Theo stepped closer, drawn by something unspoken. The stone seemed to breathe beneath his fingertips—cold and ancient.
Then it hit him.
A surge of static behind his eyes.
—they're coming through the fracture—
—we failed the containment—
—reset parameters corrupted—
He stumbled back, grabbing his head. Nova was at his side in an instant. "Theo! What is it?"
He looked at her, panting. "I heard them. The original team. Researchers. From the first collapse."
Ayen's eyes narrowed. "You mean… from your timeline?"
Theo nodded slowly. "Somehow, this place… it holds the memory. Like Rell said. It's not just history—it's the raw imprint of what happened. The world trying to remember itself."

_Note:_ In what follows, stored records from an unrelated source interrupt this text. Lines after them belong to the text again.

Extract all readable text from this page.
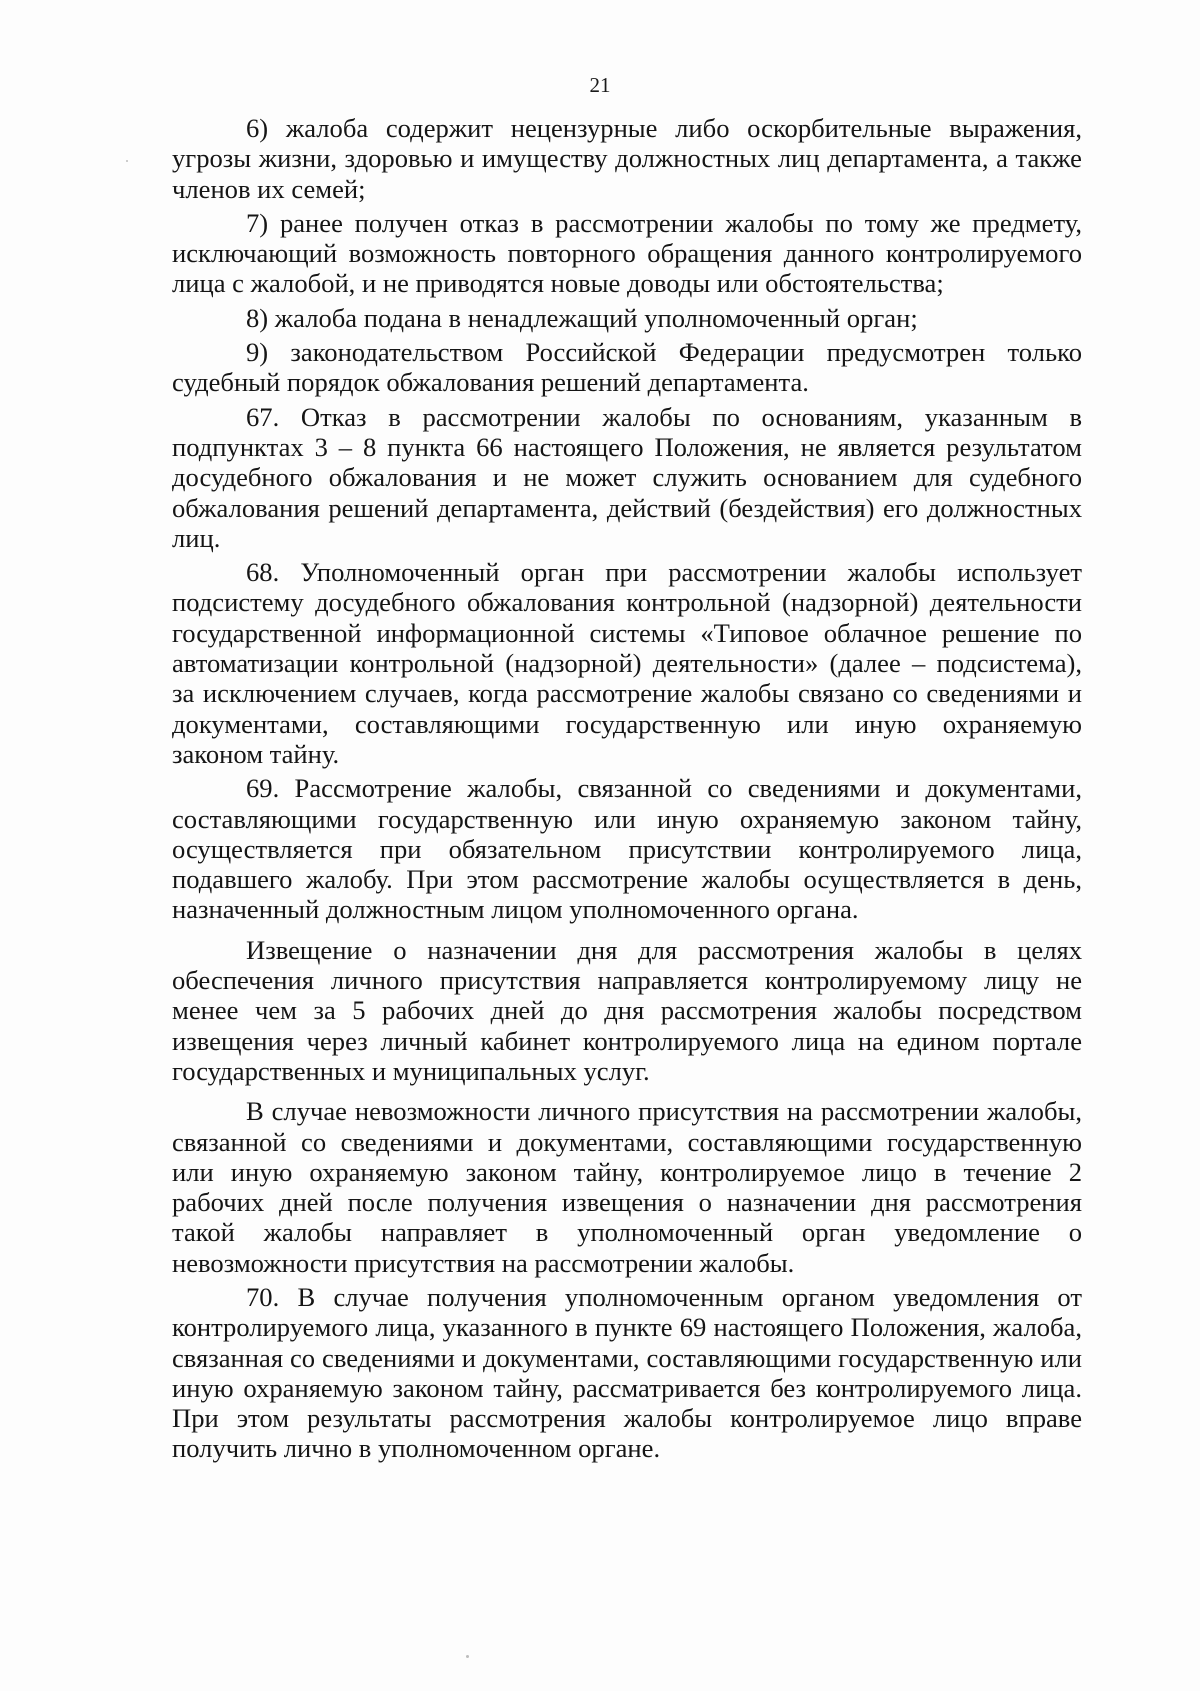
21

6) жалоба содержит нецензурные либо оскорбительные выражения, угрозы жизни, здоровью и имуществу должностных лиц департамента, а также членов их семей;

7) ранее получен отказ в рассмотрении жалобы по тому же предмету, исключающий возможность повторного обращения данного контролируемого лица с жалобой, и не приводятся новые доводы или обстоятельства;

8) жалоба подана в ненадлежащий уполномоченный орган;

9) законодательством Российской Федерации предусмотрен только судебный порядок обжалования решений департамента.

67. Отказ в рассмотрении жалобы по основаниям, указанным в подпунктах 3 – 8 пункта 66 настоящего Положения, не является результатом досудебного обжалования и не может служить основанием для судебного обжалования решений департамента, действий (бездействия) его должностных лиц.

68. Уполномоченный орган при рассмотрении жалобы использует подсистему досудебного обжалования контрольной (надзорной) деятельности государственной информационной системы «Типовое облачное решение по автоматизации контрольной (надзорной) деятельности» (далее – подсистема), за исключением случаев, когда рассмотрение жалобы связано со сведениями и документами, составляющими государственную или иную охраняемую законом тайну.

69. Рассмотрение жалобы, связанной со сведениями и документами, составляющими государственную или иную охраняемую законом тайну, осуществляется при обязательном присутствии контролируемого лица, подавшего жалобу. При этом рассмотрение жалобы осуществляется в день, назначенный должностным лицом уполномоченного органа.

Извещение о назначении дня для рассмотрения жалобы в целях обеспечения личного присутствия направляется контролируемому лицу не менее чем за 5 рабочих дней до дня рассмотрения жалобы посредством извещения через личный кабинет контролируемого лица на едином портале государственных и муниципальных услуг.

В случае невозможности личного присутствия на рассмотрении жалобы, связанной со сведениями и документами, составляющими государственную или иную охраняемую законом тайну, контролируемое лицо в течение 2 рабочих дней после получения извещения о назначении дня рассмотрения такой жалобы направляет в уполномоченный орган уведомление о невозможности присутствия на рассмотрении жалобы.

70. В случае получения уполномоченным органом уведомления от контролируемого лица, указанного в пункте 69 настоящего Положения, жалоба, связанная со сведениями и документами, составляющими государственную или иную охраняемую законом тайну, рассматривается без контролируемого лица. При этом результаты рассмотрения жалобы контролируемое лицо вправе получить лично в уполномоченном органе.
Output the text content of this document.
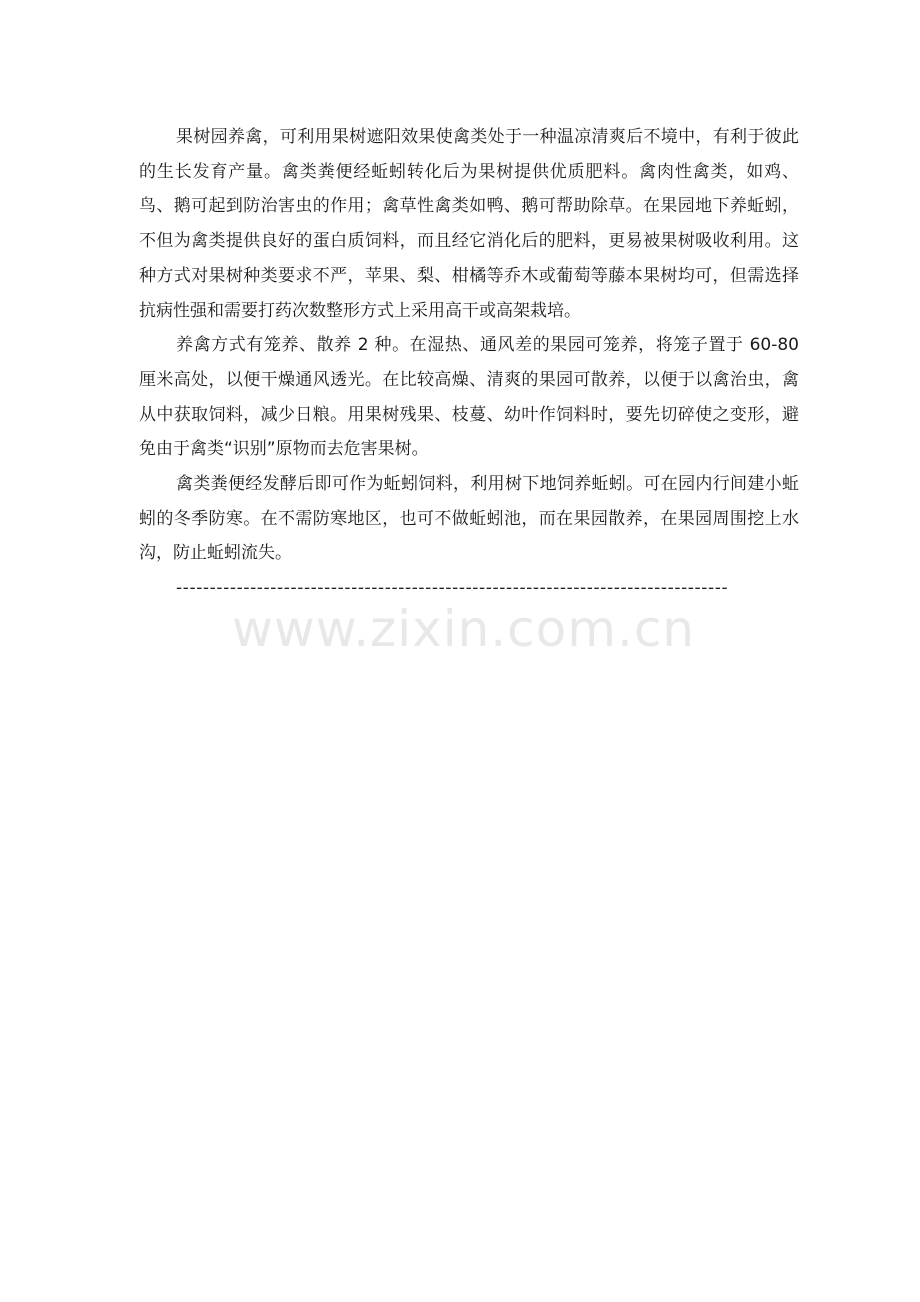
果树园养禽，可利用果树遮阳效果使禽类处于一种温凉清爽后不境中，有利于彼此的生长发育产量。禽类粪便经蚯蚓转化后为果树提供优质肥料。禽肉性禽类，如鸡、鸟、鹅可起到防治害虫的作用；禽草性禽类如鸭、鹅可帮助除草。在果园地下养蚯蚓，不但为禽类提供良好的蛋白质饲料，而且经它消化后的肥料，更易被果树吸收利用。这种方式对果树种类要求不严，苹果、梨、柑橘等乔木或葡萄等藤本果树均可，但需选择抗病性强和需要打药次数整形方式上采用高干或高架栽培。

养禽方式有笼养、散养 2 种。在湿热、通风差的果园可笼养，将笼子置于 60-80 厘米高处，以便干燥通风透光。在比较高燥、清爽的果园可散养，以便于以禽治虫，禽从中获取饲料，减少日粮。用果树残果、枝蔓、幼叶作饲料时，要先切碎使之变形，避免由于禽类“识别”原物而去危害果树。

禽类粪便经发酵后即可作为蚯蚓饲料，利用树下地饲养蚯蚓。可在园内行间建小蚯蚓的冬季防寒。在不需防寒地区，也可不做蚯蚓池，而在果园散养，在果园周围挖上水沟，防止蚯蚓流失。

----------------------------------------------------------------------------------

www.zixin.com.cn
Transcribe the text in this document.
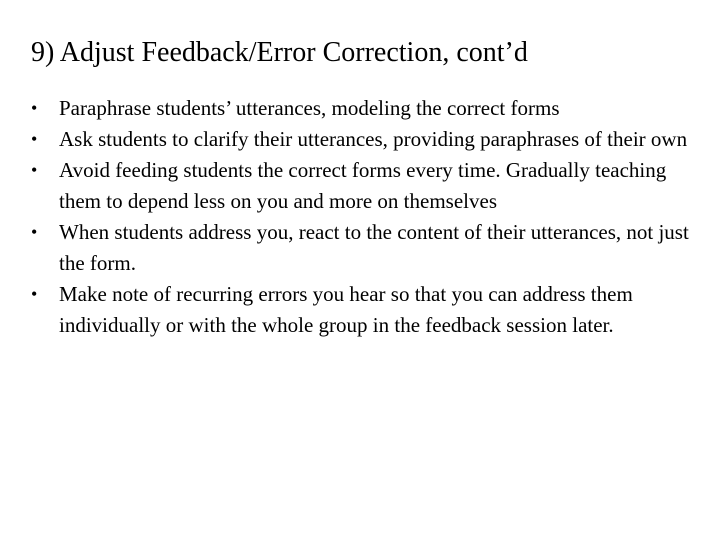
9) Adjust Feedback/Error Correction, cont’d
•	Paraphrase students’ utterances, modeling the correct forms
•	Ask students to clarify their utterances, providing paraphrases of their own
•	Avoid feeding students the correct forms every time. Gradually teaching them to depend less on you and more on themselves
•	When students address you, react to the content of their utterances, not just the form.
•	Make note of recurring errors you hear so that you can address them individually or with the whole group in the feedback session later.
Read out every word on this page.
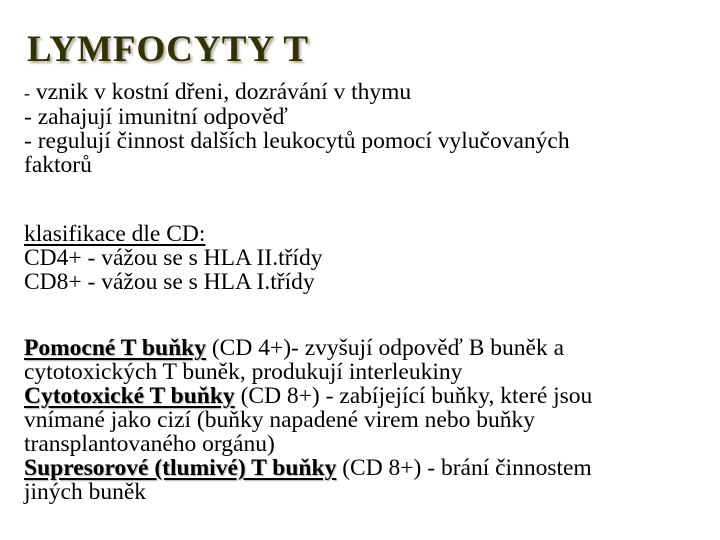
LYMFOCYTY T
- vznik v kostní dřeni, dozrávání v thymu
- zahajují imunitní odpověď
- regulují činnost dalších leukocytů pomocí vylučovaných
faktorů
klasifikace dle CD:
CD4+ - vážou se s HLA II.třídy
CD8+ - vážou se s HLA I.třídy
Pomocné T buňky (CD 4+)- zvyšují odpověď B buněk a
cytotoxických T buněk, produkují interleukiny
Cytotoxické T buňky (CD 8+) - zabíjející buňky, které jsou
vnímané jako cizí (buňky napadené virem nebo buňky
transplantovaného orgánu)
Supresorové (tlumivé) T buňky (CD 8+) - brání činnostem
jiných buněk
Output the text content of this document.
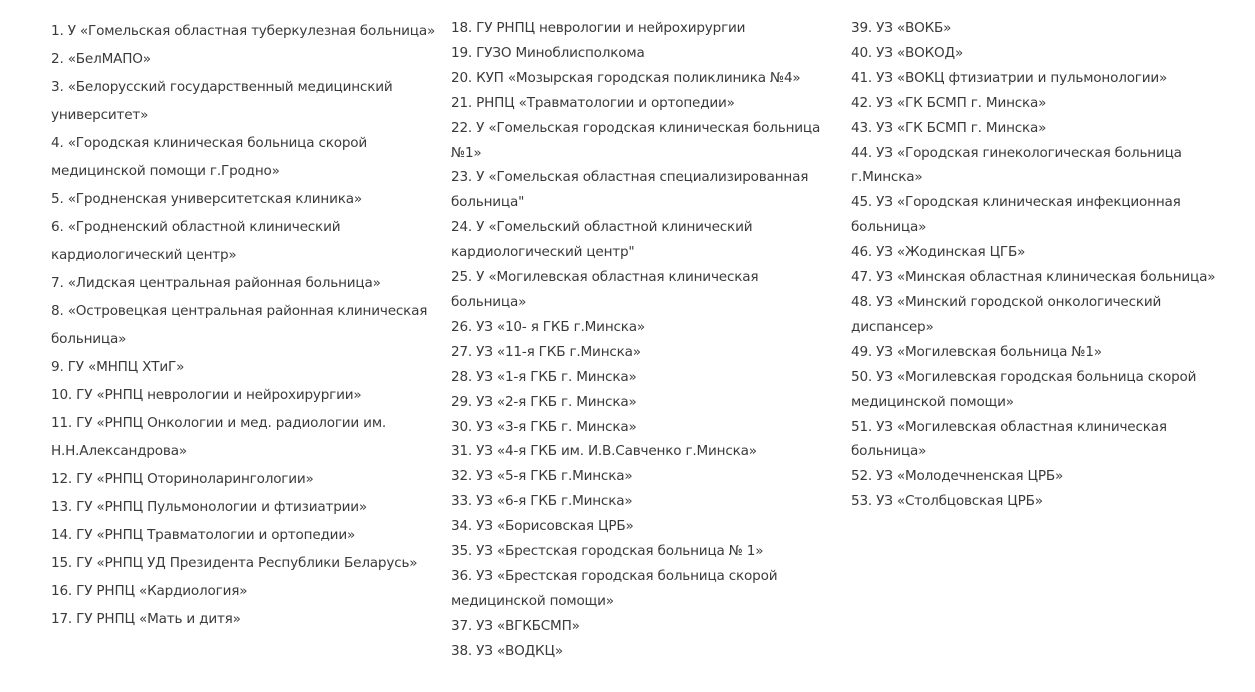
1. У «Гомельская областная туберкулезная больница»
2. «БелМАПО»
3. «Белорусский государственный медицинский
университет»
4. «Городская клиническая больница скорой
медицинской помощи г.Гродно»
5. «Гродненская университетская клиника»
6. «Гродненский областной клинический
кардиологический центр»
7. «Лидская центральная районная больница»
8. «Островецкая центральная районная клиническая
больница»
9. ГУ «МНПЦ ХТиГ»
10. ГУ «РНПЦ неврологии и нейрохирургии»
11. ГУ «РНПЦ Онкологии и мед. радиологии им.
Н.Н.Александрова»
12. ГУ «РНПЦ Оториноларингологии»
13. ГУ «РНПЦ Пульмонологии и фтизиатрии»
14. ГУ «РНПЦ Травматологии и ортопедии»
15. ГУ «РНПЦ УД Президента Республики Беларусь»
16. ГУ РНПЦ «Кардиология»
17. ГУ РНПЦ «Мать и дитя»
18. ГУ РНПЦ неврологии и нейрохирургии
19. ГУЗО Миноблисполкома
20. КУП «Мозырская городская поликлиника №4»
21. РНПЦ «Травматологии и ортопедии»
22. У «Гомельская городская клиническая больница
№1»
23. У «Гомельская областная специализированная
больница"
24. У «Гомельский областной клинический
кардиологический центр"
25. У «Могилевская областная клиническая
больница»
26. УЗ «10- я ГКБ г.Минска»
27. УЗ «11-я ГКБ г.Минска»
28. УЗ «1-я ГКБ г. Минска»
29. УЗ «2-я ГКБ г. Минска»
30. УЗ «3-я ГКБ г. Минска»
31. УЗ «4-я ГКБ им. И.В.Савченко г.Минска»
32. УЗ «5-я ГКБ г.Минска»
33. УЗ «6-я ГКБ г.Минска»
34. УЗ «Борисовская ЦРБ»
35. УЗ «Брестская городская больница № 1»
36. УЗ «Брестская городская больница скорой
медицинской помощи»
37. УЗ «ВГКБСМП»
38. УЗ «ВОДКЦ»
39. УЗ «ВОКБ»
40. УЗ «ВОКОД»
41. УЗ «ВОКЦ фтизиатрии и пульмонологии»
42. УЗ «ГК БСМП г. Минска»
43. УЗ «ГК БСМП г. Минска»
44. УЗ «Городская гинекологическая больница
г.Минска»
45. УЗ «Городская клиническая инфекционная
больница»
46. УЗ «Жодинская ЦГБ»
47. УЗ «Минская областная клиническая больница»
48. УЗ «Минский городской онкологический
диспансер»
49. УЗ «Могилевская больница №1»
50. УЗ «Могилевская городская больница скорой
медицинской помощи»
51. УЗ «Могилевская областная клиническая
больница»
52. УЗ «Молодечненская ЦРБ»
53. УЗ «Столбцовская ЦРБ»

Rell knelt beside the structure, pressing his hand to the base. "It remembers pain first. That's always what comes back."
A chill ran down Nova's spine. "So what now? We sit around and listen to ghosts?"
Theo's expression hardened. "No. We listen, and then we find the fracture point. If this place was near the site of a memory leak, it means we're close to a threadline."
Ayen's eyebrows raised. "Threadline?"
"A point in the world where time's layers brush against each other," Theo said. "If I can reach it… I might be able to force a localized reset."
Nova's grip on his arm tightened. "Theo. Every reset takes something out of you."
He met her eyes. "And every delay costs us time we don't have."
Rell looked up at the sky. "They'll come soon. They can feel it when the past wakes up."
"Then let's get what we came for," Theo said, stepping into the dark of the structure. "Before the future does."